大衣披在身上,里面是件简约碎花小白裙,长到脚踝,足上蹬着凉皮小皮靴,英伦风,配上一双白袜子,似是有了重回童年的即视感。
礼貌性敲门,顺便记着,等会记得问老师拿钥匙。
在玉铃儿的认知里,约她了就代表接受她了,接受了就代表可以开始发展了,因此房子的钥匙她必须有一把!
猫眼里看人,把人看变形,然而玉铃儿的飒爽风姿,就是化成灰恒潇潇也认得出。
卧槽!她怎么来了,还这么一大清早。
明进正在准备宵夜,结果被恒潇潇拖着回房一顿收拾。
“咋滴?你这又是要离家出走?”明进被她搞怕。
“去!什么离家出走,玉铃儿来了,赶紧把我的东西‘毁尸灭迹’!”
“哦。”下意识的跟着一起收拾,然而片刻后突然想起,她不是自己约来的吗?要收拾啥?就是为了让她看见,‘毁尸灭迹’啥?
趁恒潇潇专注收拾的功夫,明进偷溜去开门,玉铃儿站了有小十分钟,冻得不轻。
“老师,怎么这么久才开门。”小小埋怨。
“刚刚,在上厕所。”好借口。
“下不为例啊。”玉铃儿表示原谅你了。
明进黑线,这说话语气怎么就那么让人不爽呢?还真是把自己放错位了啊,错得还那么离谱。

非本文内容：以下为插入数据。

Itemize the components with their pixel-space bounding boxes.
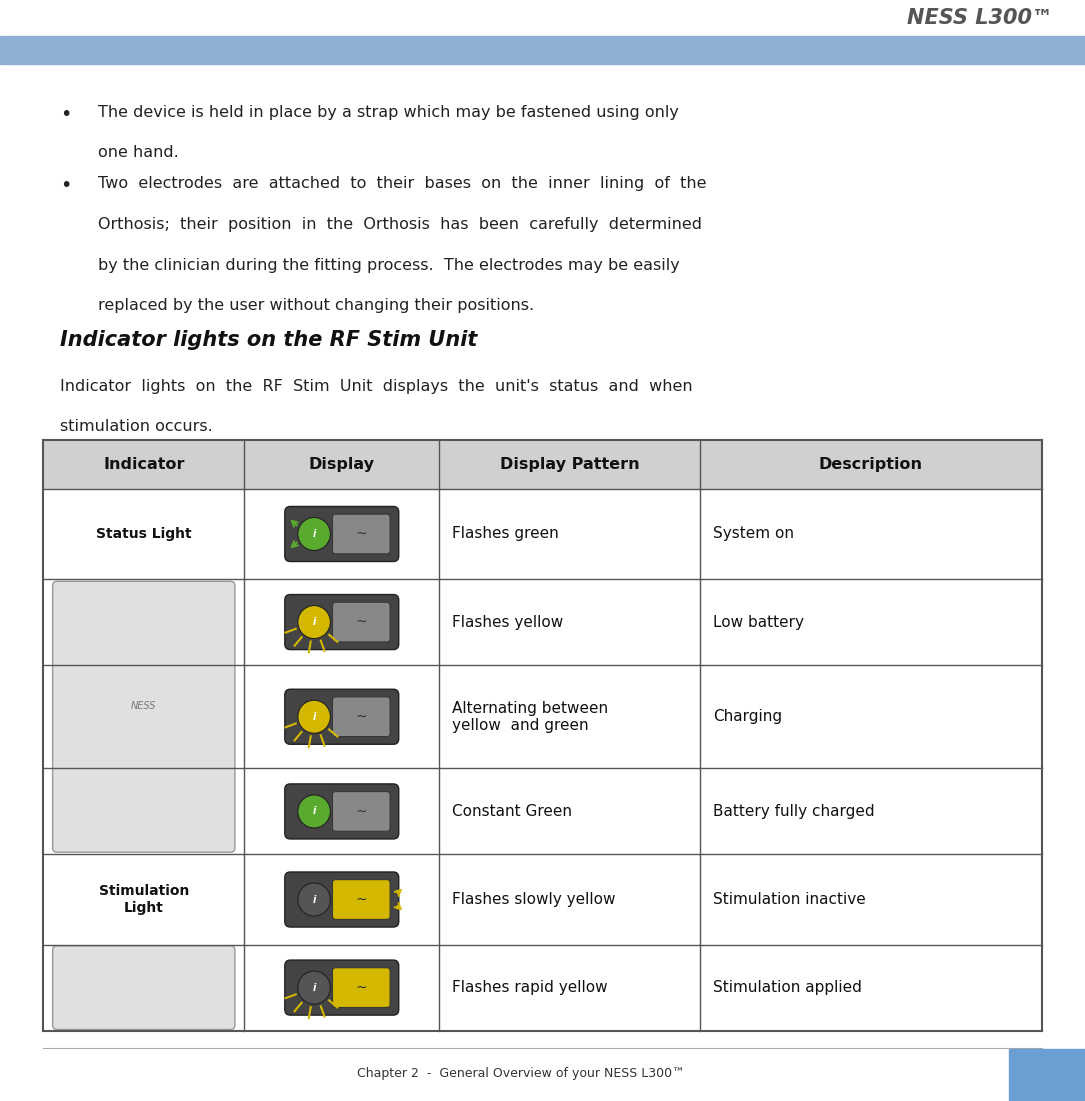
- Text: Status Light: Status Light: [95, 527, 192, 541]
- Circle shape: [297, 883, 330, 916]
- Bar: [0, 36, 1085, 64]
- Text: The device is held in place by a strap which may be fastened using only: The device is held in place by a strap w…: [98, 105, 678, 120]
- Circle shape: [297, 971, 330, 1004]
- FancyBboxPatch shape: [52, 946, 235, 1029]
- Text: i: i: [312, 806, 316, 817]
- Text: 9: 9: [1042, 1067, 1052, 1084]
- FancyBboxPatch shape: [332, 792, 391, 831]
- Text: Indicator  lights  on  the  RF  Stim  Unit  displays  the  unit's  status  and  : Indicator lights on the RF Stim Unit dis…: [60, 379, 692, 394]
- Text: Low battery: Low battery: [713, 614, 804, 630]
- Text: Display Pattern: Display Pattern: [500, 457, 639, 472]
- Text: Stimulation applied: Stimulation applied: [713, 980, 861, 995]
- FancyBboxPatch shape: [284, 960, 399, 1015]
- FancyBboxPatch shape: [284, 689, 399, 744]
- Text: •: •: [60, 105, 71, 123]
- Text: Flashes slowly yellow: Flashes slowly yellow: [452, 892, 616, 907]
- Text: Alternating between
yellow  and green: Alternating between yellow and green: [452, 700, 609, 733]
- Text: i: i: [312, 711, 316, 722]
- Text: stimulation occurs.: stimulation occurs.: [60, 419, 213, 435]
- Text: NESS: NESS: [131, 700, 156, 711]
- Circle shape: [297, 700, 330, 733]
- Bar: [43, 440, 1042, 489]
- Text: Constant Green: Constant Green: [452, 804, 573, 819]
- FancyBboxPatch shape: [332, 880, 391, 919]
- Text: replaced by the user without changing their positions.: replaced by the user without changing th…: [98, 298, 534, 314]
- Text: Stimulation
Light: Stimulation Light: [99, 884, 189, 915]
- Text: i: i: [312, 894, 316, 905]
- Text: Flashes yellow: Flashes yellow: [452, 614, 564, 630]
- Text: Chapter 2  -  General Overview of your NESS L300™: Chapter 2 - General Overview of your NES…: [357, 1067, 685, 1080]
- Text: Flashes green: Flashes green: [452, 526, 559, 542]
- Text: ~: ~: [356, 805, 367, 818]
- Text: NESS L300™: NESS L300™: [907, 8, 1052, 28]
- Text: •: •: [60, 176, 71, 195]
- Text: Orthosis;  their  position  in  the  Orthosis  has  been  carefully  determined: Orthosis; their position in the Orthosis…: [98, 217, 702, 232]
- Text: System on: System on: [713, 526, 794, 542]
- FancyBboxPatch shape: [284, 506, 399, 562]
- Text: Charging: Charging: [713, 709, 782, 724]
- Text: ~: ~: [356, 893, 367, 906]
- FancyBboxPatch shape: [284, 784, 399, 839]
- Text: Description: Description: [819, 457, 922, 472]
- Text: Two  electrodes  are  attached  to  their  bases  on  the  inner  lining  of  th: Two electrodes are attached to their bas…: [98, 176, 706, 192]
- Text: ~: ~: [356, 981, 367, 994]
- Text: ~: ~: [356, 527, 367, 541]
- Circle shape: [297, 606, 330, 639]
- Text: ~: ~: [356, 615, 367, 629]
- Text: Stimulation inactive: Stimulation inactive: [713, 892, 866, 907]
- FancyBboxPatch shape: [332, 602, 391, 642]
- Bar: [1009, 1049, 1085, 1101]
- FancyBboxPatch shape: [332, 514, 391, 554]
- Circle shape: [297, 517, 330, 550]
- Text: ~: ~: [356, 710, 367, 723]
- Text: Flashes rapid yellow: Flashes rapid yellow: [452, 980, 608, 995]
- FancyBboxPatch shape: [332, 697, 391, 737]
- Text: Indicator: Indicator: [103, 457, 184, 472]
- Text: Display: Display: [309, 457, 374, 472]
- Text: Indicator lights on the RF Stim Unit: Indicator lights on the RF Stim Unit: [60, 330, 477, 350]
- Text: i: i: [312, 528, 316, 539]
- Text: i: i: [312, 617, 316, 628]
- Text: one hand.: one hand.: [98, 145, 178, 161]
- Text: i: i: [312, 982, 316, 993]
- Circle shape: [297, 795, 330, 828]
- FancyBboxPatch shape: [284, 872, 399, 927]
- FancyBboxPatch shape: [284, 595, 399, 650]
- FancyBboxPatch shape: [52, 581, 235, 852]
- Text: by the clinician during the fitting process.  The electrodes may be easily: by the clinician during the fitting proc…: [98, 258, 679, 273]
- Text: Battery fully charged: Battery fully charged: [713, 804, 875, 819]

踩着小皮靴,玉铃儿进屋,屋里有暖气,毛呢外套不需要了,脱下,递给明进。
明进看着外套,愣了三秒钟,心想着这事啥意思?
玉铃儿挫败,自己去挂了,同时不忘吐槽一句嘴:“老师,现在都已经2018年了,你怎么还是那么直男么?”
直男?什么鬼?什么意思?又或者真是他真的老了,听不懂这些流行的网络语言?